《 18.Bölüm 》

574 64 153
                                    


Selamın aleyküm kar çiçeklerim 🙋‍♀️

Sembolümüzü alayım hemen ❄💕

Multi: Güneş Lara Soykan

Keyifli Okumalar...

❄💕

Nefret? Ne denli büyük bir duygu öyle değil mi? Hayatınız nefrete dayalı geçmişse sevgiyi hiç tatmamışsınız demektir çünkü nefret ve sevgi aynı yerde olmazdı. Hayatım boyunca belki çoğu kişiye gülünç gelecek ama benim için büyük olan sorunlarla uğraşmıştım ancak ne olursa olsun gülmeyi bırakmamış, hiç nefret edememiştim.

İlkokulda ezik dediler vurup düşürdüler benimle dalga geçtiler hakaret ettiler ağladım, üzüldüm ama eve gelince anneme belli etmemek için güldüm.

Ortaokula geçtim bu sefer gözlerin çok çirkin, bakmaya dayanamıyorum dediler diş tellerimle alay edip beni herkesin içinde küçük düşürdüler. Tüm okulun önünde üzerime yumurta atılar un attılar güldüler. Ben yine ağladım gözlerimi saklamak istedim kimseye bakamaz oldum ama Uraz'ın Cemre'nin yanına gelince yine güldüm.

Lisede bir çocuğa aşık oldum. Ya da olduğumu sandım. Çok yakışıklıydı hani filmlerde kitaplarda olur ya böyle herkesin hayran olduğu kızların peşinde koştuğu işte öyleydi. Çok güzel seviyordum uzaktan. Neyi sevdiğini saat kaçta kahve içip kahveyi nasıl sevdiğini yüz mimiklerinden duygu durumunu el kol hareketlerinden ne hissettiğini... Her şeyini biliyordum. Ona şiirler yazardım kendi halimde.

Bir gün kafeteryada onun grubundan olan kız bana sataşmak için masama gelmişti.
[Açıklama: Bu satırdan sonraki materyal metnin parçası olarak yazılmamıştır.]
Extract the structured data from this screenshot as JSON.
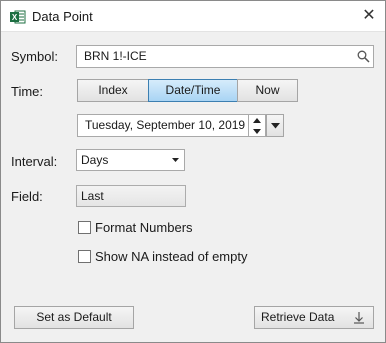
{
  "window": {
    "title": "Data Point",
    "close_glyph": "✕",
    "app_icon": "excel-icon",
    "app_icon_letter": "X",
    "app_icon_color": "#1d6f42"
  },
  "form": {
    "symbol": {
      "label": "Symbol:",
      "value": "BRN 1!-ICE",
      "icon": "search-icon"
    },
    "time": {
      "label": "Time:",
      "options": [
        "Index",
        "Date/Time",
        "Now"
      ],
      "selected": "Date/Time",
      "date_value": "Tuesday, September 10, 2019"
    },
    "interval": {
      "label": "Interval:",
      "value": "Days"
    },
    "field": {
      "label": "Field:",
      "value": "Last"
    },
    "format_numbers": {
      "label": "Format Numbers",
      "checked": false
    },
    "show_na": {
      "label": "Show NA instead of empty",
      "checked": false
    }
  },
  "actions": {
    "set_default": "Set as Default",
    "retrieve": "Retrieve Data",
    "retrieve_icon": "download-arrow-icon"
  },
  "colors": {
    "selected_segment": "#a9d4f4",
    "selected_border": "#3c7fb1",
    "dialog_bg": "#f0f0f0"
  }
}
Ha söylemeyi unuttum ben lisede de eziktim...

O gün kız benimle dalga geçmiş grubu da gülmüştü o çocuk dışında... Masamda ki kitapları defterleri düşürdüğünde dosyamda ki Tolga için yazdığım şiirler bir bir dağılmıştı. Daha ben toplayamadan kız onları almış yüksek sesle okumuştu ve tüm okula rezil etmişti. Başımı yerden kaldıramamış utancımdan yerin dibine girmek istemiştim. Oysa utanılacak bir şey yapmamıştım.

Sadece... Sevmiştim.

Kimseye zararım olmamıştı ki benim. Ben kendi halimde severek mutlu oluyordum. O güldüğünde gülüyor, üzüldüğünde üzülüyordum.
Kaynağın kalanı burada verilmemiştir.